Pamela and Austin Heffernan, the former owners of Royal Aircraft Services, also welcomed the partnership with MAC. They believe the transition will strengthen service capabilities and provide enhanced value for customers and stakeholders, ensuring Royal’s continued success under new ownership.

Air T, Inc., established in 1980, is a diverse portfolio of businesses and financial assets, including overnight air cargo, aviation ground support equipment manufacturing and sales, and commercial jet engines and parts. The company focuses on expanding and diversifying its cash flow per share, while aiming to activate growth and overcome challenges across its core businesses. InvestingPro analysis reveals that while the company maintains strong liquidity with a current ratio of 1.9, it operates with a significant debt burden and has not been profitable over the last twelve months. For deeper insights into Air T’s financial health and more exclusive tips, subscribers can access additional analysis on InvestingPro.

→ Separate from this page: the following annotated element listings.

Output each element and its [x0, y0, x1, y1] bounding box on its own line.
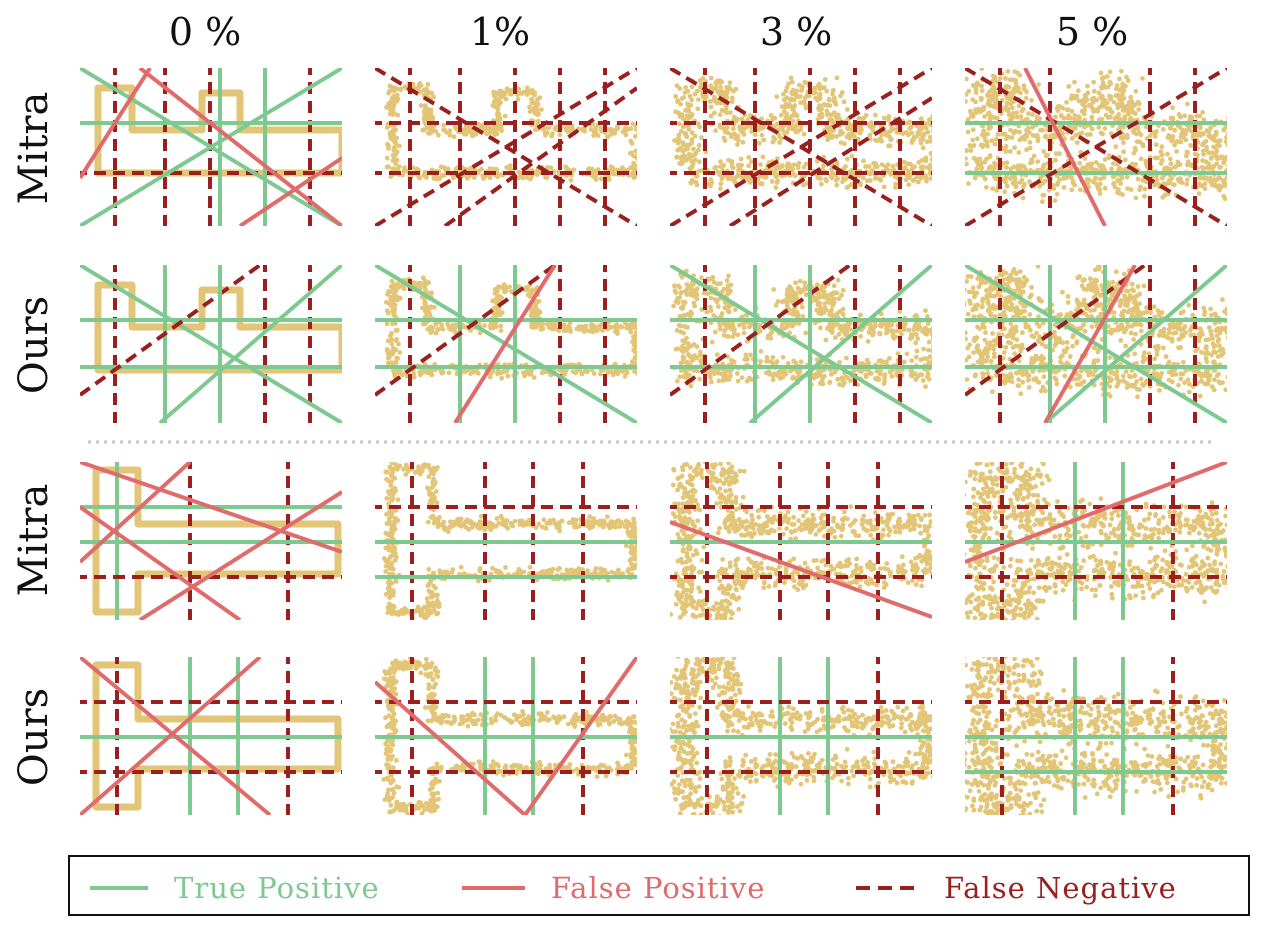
point-cloud [381, 462, 637, 620]
panel-r0-c2 [670, 68, 932, 226]
column-header-1: 1% [470, 10, 530, 54]
panel-r2-c0 [80, 462, 342, 620]
false-positive-line [238, 156, 342, 226]
false-positive-line [375, 680, 527, 815]
legend-label-false-positive: False Positive [551, 871, 765, 905]
false-positive-line [80, 462, 192, 564]
row-label-2: Mitra [11, 484, 57, 597]
false-positive-line [138, 68, 342, 226]
shape-outline [94, 281, 342, 374]
true-positive-line [1043, 265, 1227, 423]
legend: True Positive False Positive False Negat… [68, 855, 1250, 916]
false-positive-line [965, 462, 1227, 564]
false-positive-line [670, 520, 932, 619]
legend-label-false-negative: False Negative [944, 871, 1177, 905]
false-positive-line [1043, 265, 1137, 423]
point-cloud [670, 657, 932, 815]
false-positive-line [1023, 68, 1107, 226]
shape-outline [92, 466, 342, 616]
true-positive-line [965, 265, 1227, 423]
false-positive-line [80, 505, 242, 620]
false-negative-line [965, 68, 1227, 226]
panel-r3-c1 [375, 657, 637, 815]
row-label-0: Mitra [11, 92, 57, 205]
false-positive-line [138, 490, 342, 620]
false-positive-line [80, 657, 262, 815]
false-positive-line [453, 265, 557, 423]
column-header-0: 0 % [169, 10, 241, 54]
panels-grid [80, 68, 1227, 815]
true-positive-line [158, 265, 342, 423]
panel-r0-c1 [375, 68, 637, 226]
true-positive-line [80, 68, 342, 226]
false-positive-line [80, 68, 152, 180]
panel-r1-c3 [965, 265, 1227, 423]
column-header-2: 3 % [760, 10, 832, 54]
row-label-3: Ours [11, 688, 57, 786]
panel-r3-c2 [670, 657, 932, 815]
panel-r2-c1 [375, 462, 637, 620]
panel-r2-c3 [965, 462, 1227, 620]
panel-r0-c0 [80, 68, 342, 226]
point-cloud [965, 657, 1227, 815]
panel-r2-c2 [670, 462, 932, 620]
panel-r1-c1 [375, 265, 637, 423]
panel-r3-c0 [80, 657, 342, 815]
false-positive-line [80, 462, 342, 554]
column-header-3: 5 % [1056, 10, 1128, 54]
row-label-1: Ours [11, 296, 57, 394]
legend-label-true-positive: True Positive [174, 871, 380, 905]
false-positive-line [523, 657, 637, 815]
true-positive-line [80, 265, 342, 423]
false-negative-line [728, 96, 932, 226]
panel-r1-c2 [670, 265, 932, 423]
true-positive-line [670, 265, 932, 423]
panel-r0-c3 [965, 68, 1227, 226]
legend-box [68, 855, 1250, 916]
panel-r1-c0 [80, 265, 342, 423]
false-negative-line [670, 68, 932, 226]
shape-outline [92, 661, 342, 811]
false-negative-line [443, 86, 637, 226]
false-positive-line [80, 657, 272, 815]
true-positive-line [748, 265, 932, 423]
false-negative-line [375, 68, 637, 226]
shape-outline [94, 84, 342, 177]
panel-r3-c3 [965, 657, 1227, 815]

Mountain Air Cargo, a leading air cargo service provider and aircraft maintenance solutions company, boasts over four decades of industry expertise and operates a diverse fleet for both domestic and international cargo operations. It maintains FAA and EASA-certified maintenance repair overhaul (MRO) capabilities.

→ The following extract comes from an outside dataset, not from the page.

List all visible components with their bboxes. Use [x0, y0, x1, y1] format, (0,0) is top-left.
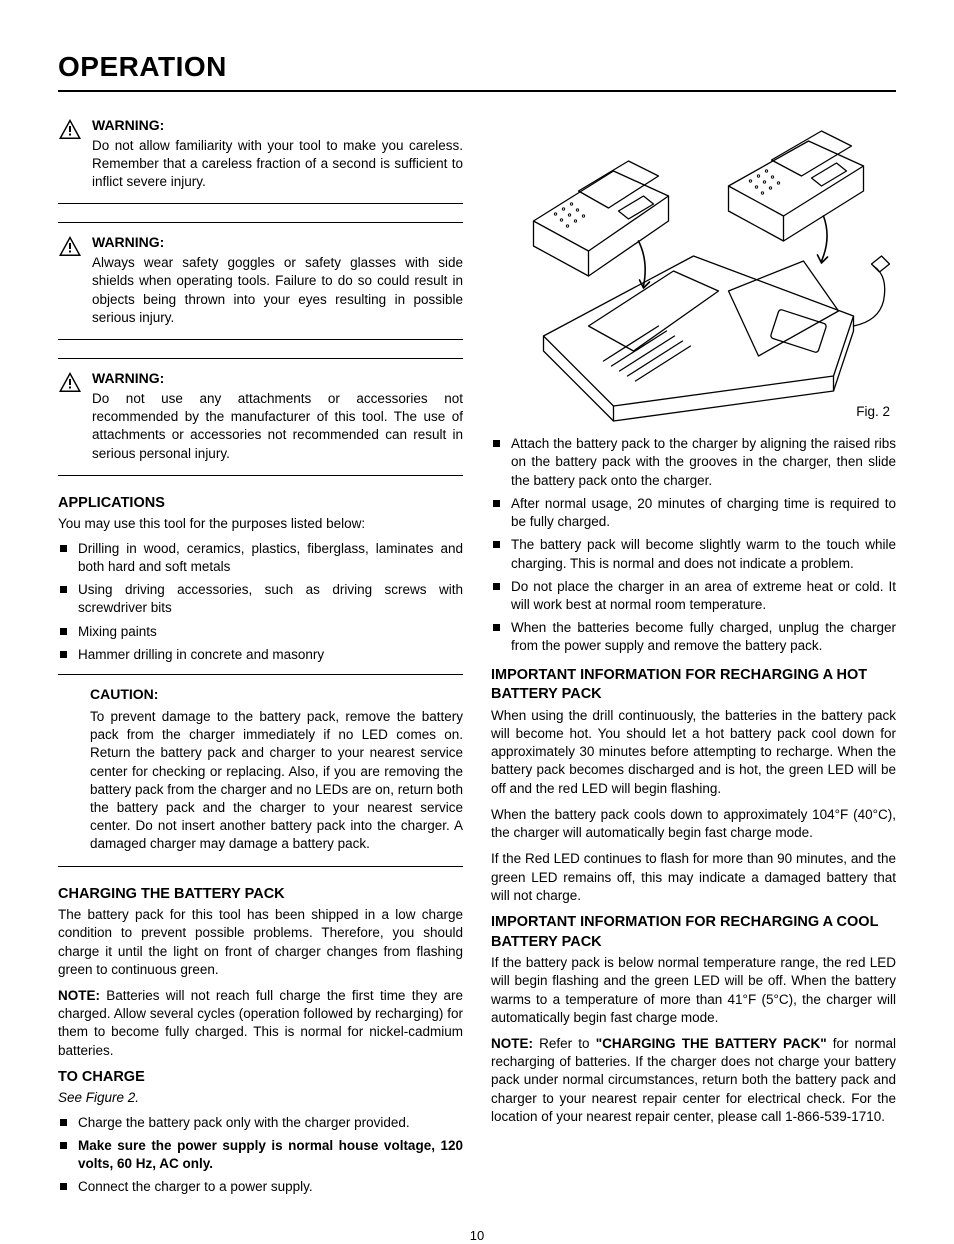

Royal Aircraft Services is known for its comprehensive MRO capabilities and FAA-certified aircraft painting facility, which offers custom painting and refinishing services. It has established itself as a trusted partner in the aviation industry due to its dedication to safety, precision, and customer satisfaction.

For stakeholders with inquiries related to the acquisition or other matters concerning Air T, the company has provided an interactive Q&A platform through Slido.com, accessible from its website. Responses will be provided at the Annual Meeting and in writing on a quarterly basis, though not all questions may be addressed due to legal and pragmatic constraints.

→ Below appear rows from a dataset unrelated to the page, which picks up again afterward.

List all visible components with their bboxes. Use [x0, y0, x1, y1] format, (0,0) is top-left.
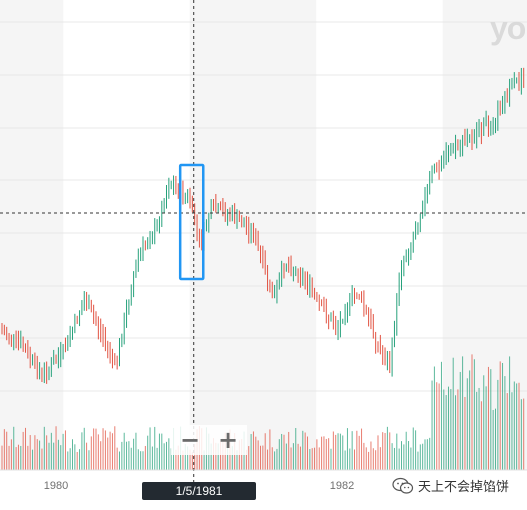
x-axis-label-1980: 1980 — [43, 480, 69, 492]
wechat-attribution: 天上不会掉馅饼 — [392, 476, 509, 495]
year-band-2 — [442, 0, 527, 470]
zoom-out-button[interactable]: − — [179, 426, 201, 454]
year-band-0 — [0, 0, 64, 470]
attribution-text: 天上不会掉馅饼 — [418, 480, 510, 495]
zoom-controls: − + — [171, 425, 247, 455]
crosshair-date-label: 1/5/1981 — [142, 482, 256, 500]
x-axis-label-1982: 1982 — [329, 480, 355, 492]
brand-watermark: yo — [490, 10, 526, 46]
wechat-icon — [392, 477, 414, 494]
highlight-box — [178, 163, 205, 281]
zoom-in-button[interactable]: + — [217, 426, 239, 454]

This news article is based on a press release statement from Air T, Inc.

In other recent news, Air T Inc. has made significant financial adjustments to enhance its operational flexibility. The company has secured a new $3 million overline revolving loan from Alerus Financial to address its seasonal borrowing needs, as outlined in a recent SEC filing. This adjustment also includes a revised $14 million revolving credit note and the release of certain co-borrowers, such as AirCo, LLC, from loan obligations. Additionally, Air T Inc. has entered into a new term loan agreement with Bank of America, valued at $2.28 million, involving its subsidiary Mountain Air Cargo, Inc. The loan, maturing in 2030, requires monthly principal and interest payments, with an interest rate fixed at approximately 5.99% through a swap agreement. Proceeds from this loan were used to repay a previous Term Note B with Alerus Financial. The termination of the previous credit arrangement with Alerus and the new loan agreement reflect Air T Inc.’s efforts to manage its capital effectively. These developments are detailed in the company’s recent 8-K filing with the Securities and Exchange Commission.